According to Torres, the breadth and scope of this recent attack should be enough to galvanize public and private power players despite skepticism.
The June 27 ransomware attack on Maersk shuttered the shipping giant’s terminals and temporarily brought cargo bookings to a standstill. Three days later, Maersk says it is now bringing operations back online, but its terminals in Los Angeles and New Jersey, the largest in the country, remain closed.
In response to the attack, Rep. Torres on Wednesday announced her intention to reintroduce the Strengthening Cybersecurity Information Sharing and Coordination in Our Ports Act, a bill she originally introduced in 2015.
Back then, Torres said, “hearings before Congress revealed how little coordination currently occurs between port landlords and tenants in addressing cyber threats as well as how little consideration has been given by federal agencies to the impact that a cyberattack could pose to our maritime infrastructure.”
The bill won unanimous support in the lower chamber in December 2015, but died in the Senate.

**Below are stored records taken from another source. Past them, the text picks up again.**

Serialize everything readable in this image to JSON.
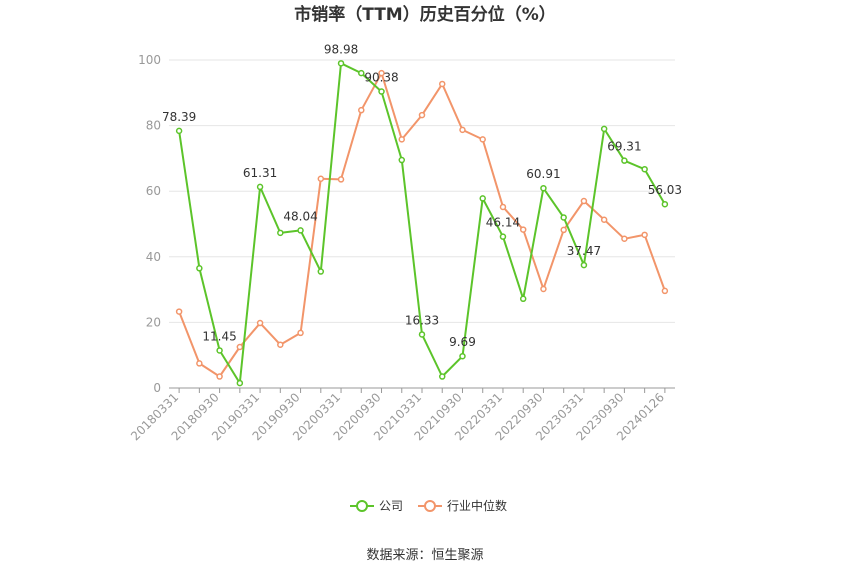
{
  "chart_data": {
    "type": "line",
    "title": "市销率（TTM）历史百分位（%）",
    "xlabel": "",
    "ylabel": "",
    "ylim": [
      0,
      100
    ],
    "yticks": [
      0,
      20,
      40,
      60,
      80,
      100
    ],
    "grid": true,
    "legend_position": "bottom",
    "x_tick_labels": [
      "20180331",
      "20180930",
      "20190331",
      "20190930",
      "20200331",
      "20200930",
      "20210331",
      "20210930",
      "20220331",
      "20220930",
      "20230331",
      "20230930",
      "20240126"
    ],
    "series": [
      {
        "name": "公司",
        "color": "#5cc42a",
        "values": [
          78.39,
          36.5,
          11.45,
          1.5,
          61.31,
          47.3,
          48.04,
          35.5,
          98.98,
          96.0,
          90.38,
          69.5,
          16.33,
          3.5,
          9.69,
          57.8,
          46.14,
          27.2,
          60.91,
          52.0,
          37.47,
          79.0,
          69.31,
          66.7,
          56.03
        ]
      },
      {
        "name": "行业中位数",
        "color": "#f2956a",
        "values": [
          23.3,
          7.5,
          3.5,
          12.5,
          19.8,
          13.2,
          16.8,
          63.8,
          63.6,
          84.7,
          96.0,
          75.8,
          83.2,
          92.7,
          78.7,
          75.8,
          55.2,
          48.3,
          30.2,
          48.2,
          57.0,
          51.3,
          45.5,
          46.7,
          29.6
        ]
      }
    ],
    "data_labels": [
      {
        "index": 0,
        "text": "78.39"
      },
      {
        "index": 2,
        "text": "11.45"
      },
      {
        "index": 4,
        "text": "61.31"
      },
      {
        "index": 6,
        "text": "48.04"
      },
      {
        "index": 8,
        "text": "98.98"
      },
      {
        "index": 10,
        "text": "90.38"
      },
      {
        "index": 12,
        "text": "16.33"
      },
      {
        "index": 14,
        "text": "9.69"
      },
      {
        "index": 16,
        "text": "46.14"
      },
      {
        "index": 18,
        "text": "60.91"
      },
      {
        "index": 20,
        "text": "37.47"
      },
      {
        "index": 22,
        "text": "69.31"
      },
      {
        "index": 24,
        "text": "56.03"
      }
    ]
  },
  "footer": {
    "source": "数据来源：恒生聚源"
  }
}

Only one item in the bill, the report on port cyberthreats made it into later legislation. How far the DHS has come on that report remains unclear. Sources on the Hill and within the industry told JOC.com on Friday they had heard nothing and could not say where the report stands.
Crowley said that his group doesn’t necessarily oppose the concept of voluntary guidelines. “Mandatory and very concrete requirements across the industry whether it be the port industry or the maritime industry more broadly are not helpful. It’s such a diverse set of sectors with diverse needs,” he said.
Neither do they oppose a channel of communication with the US government that is specific, narrow, and secure. In fact, he said, it is something they’ve been requesting.
“There needs to be a single point of contact that we can all reach in the federal government. There’s a couple today,” said Crowley. “It would be helpful to have one voice at the federal level that speaks to first of all what information is available out of the federal government that can advise and inform the private sector, what is largely a private sector endeavor.”
As has always been the case with the collection of private and proprietary data, Crowley said, any reporting on terminal or port cybersecurity needs to be handled with kid gloves. When data is shared, Crowley said, it would be preferred if it were the government sharing data with the private sector on known threats, not the private sector sharing data with the government on vulnerabilities that could be exploited.
“It would be our position that the federal government and Washington, DC should be sharing what it has and providing insight and views to what are the trends that may not be available to the industry,” Crowley said.
Torres has not said yet when she plans to reintroduce her legislation. The House has left Washington for its July 4 vacation and won’t return until July 11. Then it will only be in session for three weeks before both chambers of Congress will be on recess through the entire month of August.